I came across this simple theory of overoptimism recently (though it was published years ago).  Suppose an agent has at least two actions from which to choose.  An action gives either a payoff one or zero.  For each, the agent has a subjective probability that the action gives a payoff of one.   The probabilities  of success are drawn independently from the same distribution G.  Agent A then chooses one his actions, the one with the highest mean, according to his subjective beliefs.  How do his beliefs about this action compare to those of an arbitrary observer?

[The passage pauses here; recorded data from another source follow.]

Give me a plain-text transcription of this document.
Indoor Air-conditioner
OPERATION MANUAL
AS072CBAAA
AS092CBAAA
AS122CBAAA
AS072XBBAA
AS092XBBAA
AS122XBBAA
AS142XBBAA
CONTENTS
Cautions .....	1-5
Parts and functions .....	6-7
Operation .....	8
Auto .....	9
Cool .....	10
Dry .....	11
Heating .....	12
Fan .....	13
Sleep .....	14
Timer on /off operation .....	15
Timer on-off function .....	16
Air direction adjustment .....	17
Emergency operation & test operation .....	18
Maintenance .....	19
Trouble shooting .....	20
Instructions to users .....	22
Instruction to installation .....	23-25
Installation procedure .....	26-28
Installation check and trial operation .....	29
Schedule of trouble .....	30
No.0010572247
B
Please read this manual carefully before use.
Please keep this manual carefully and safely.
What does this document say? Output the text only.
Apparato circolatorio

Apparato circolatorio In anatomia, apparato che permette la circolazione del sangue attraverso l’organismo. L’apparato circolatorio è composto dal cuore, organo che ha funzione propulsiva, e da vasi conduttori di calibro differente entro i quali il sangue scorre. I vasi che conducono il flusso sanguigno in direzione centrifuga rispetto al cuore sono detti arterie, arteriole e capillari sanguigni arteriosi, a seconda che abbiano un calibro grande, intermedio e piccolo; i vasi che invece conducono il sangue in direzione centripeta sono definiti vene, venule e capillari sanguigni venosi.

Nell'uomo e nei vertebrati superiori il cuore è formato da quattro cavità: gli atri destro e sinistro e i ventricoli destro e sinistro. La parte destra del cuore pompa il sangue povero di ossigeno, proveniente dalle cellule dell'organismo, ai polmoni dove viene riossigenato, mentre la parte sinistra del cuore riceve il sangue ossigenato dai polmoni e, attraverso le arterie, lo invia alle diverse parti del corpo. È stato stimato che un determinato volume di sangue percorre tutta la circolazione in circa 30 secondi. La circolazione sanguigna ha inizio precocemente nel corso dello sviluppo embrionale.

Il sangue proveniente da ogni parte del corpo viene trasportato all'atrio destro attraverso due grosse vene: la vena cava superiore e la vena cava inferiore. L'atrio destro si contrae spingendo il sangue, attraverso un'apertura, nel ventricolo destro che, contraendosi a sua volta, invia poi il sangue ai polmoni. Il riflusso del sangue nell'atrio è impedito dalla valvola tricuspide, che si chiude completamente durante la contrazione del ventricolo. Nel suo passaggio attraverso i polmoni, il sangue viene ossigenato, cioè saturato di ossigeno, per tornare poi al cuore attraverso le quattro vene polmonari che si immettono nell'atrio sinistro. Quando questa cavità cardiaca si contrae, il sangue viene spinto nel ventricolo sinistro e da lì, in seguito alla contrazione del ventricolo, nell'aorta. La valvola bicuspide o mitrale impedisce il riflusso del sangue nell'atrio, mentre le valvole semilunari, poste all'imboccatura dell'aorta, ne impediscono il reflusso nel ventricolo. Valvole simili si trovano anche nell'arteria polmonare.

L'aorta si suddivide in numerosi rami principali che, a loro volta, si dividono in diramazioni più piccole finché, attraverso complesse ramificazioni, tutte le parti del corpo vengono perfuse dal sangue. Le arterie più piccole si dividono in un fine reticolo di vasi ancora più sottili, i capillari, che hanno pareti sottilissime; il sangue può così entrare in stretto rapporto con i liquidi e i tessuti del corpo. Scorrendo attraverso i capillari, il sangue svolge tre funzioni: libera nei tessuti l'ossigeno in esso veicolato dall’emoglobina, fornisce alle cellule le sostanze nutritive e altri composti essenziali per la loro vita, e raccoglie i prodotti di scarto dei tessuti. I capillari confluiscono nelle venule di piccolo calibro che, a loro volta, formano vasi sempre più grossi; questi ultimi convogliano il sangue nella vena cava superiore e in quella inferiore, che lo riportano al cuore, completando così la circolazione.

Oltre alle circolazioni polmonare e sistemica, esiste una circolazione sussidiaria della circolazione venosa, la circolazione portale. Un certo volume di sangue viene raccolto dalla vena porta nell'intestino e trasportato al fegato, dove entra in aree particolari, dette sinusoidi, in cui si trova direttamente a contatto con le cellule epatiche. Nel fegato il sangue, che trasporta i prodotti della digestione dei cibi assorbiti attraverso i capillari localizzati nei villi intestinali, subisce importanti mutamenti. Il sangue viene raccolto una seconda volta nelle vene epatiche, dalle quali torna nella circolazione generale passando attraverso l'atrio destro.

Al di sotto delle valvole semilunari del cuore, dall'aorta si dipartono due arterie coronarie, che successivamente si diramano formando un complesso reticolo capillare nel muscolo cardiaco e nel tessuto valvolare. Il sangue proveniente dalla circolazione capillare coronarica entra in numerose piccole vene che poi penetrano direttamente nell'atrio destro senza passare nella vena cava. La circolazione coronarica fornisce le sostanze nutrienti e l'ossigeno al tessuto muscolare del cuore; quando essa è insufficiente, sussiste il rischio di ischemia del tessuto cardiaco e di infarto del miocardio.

Here’s where it gets interesting.  The observer’s beliefs are different from agent A’s.  They are drawn from the same distribution G but there is no reason that the observer’s beliefs are the same as agent A’s.  In fact, the action agent A took will only be the best one from the observer’s perspective by accident.  Actually, the observer’s beliefs will be the average of the distribution G which is lower than the belief of  agent A since agent A deliberately took the action which he thought was the best.  This implies that the agent A who took the action is “overoptimistic” relative to an arbitrary observer.

There are two further points.  If there is just one action, this phenomenon does not arise.  If agents have the same beliefs (a common prior), it also does not arise.  So it relies on diverse beliefs and multiple actions.  The paper is called “Rational Overoptimism and Other Biases” and is by Eric Van den Steen.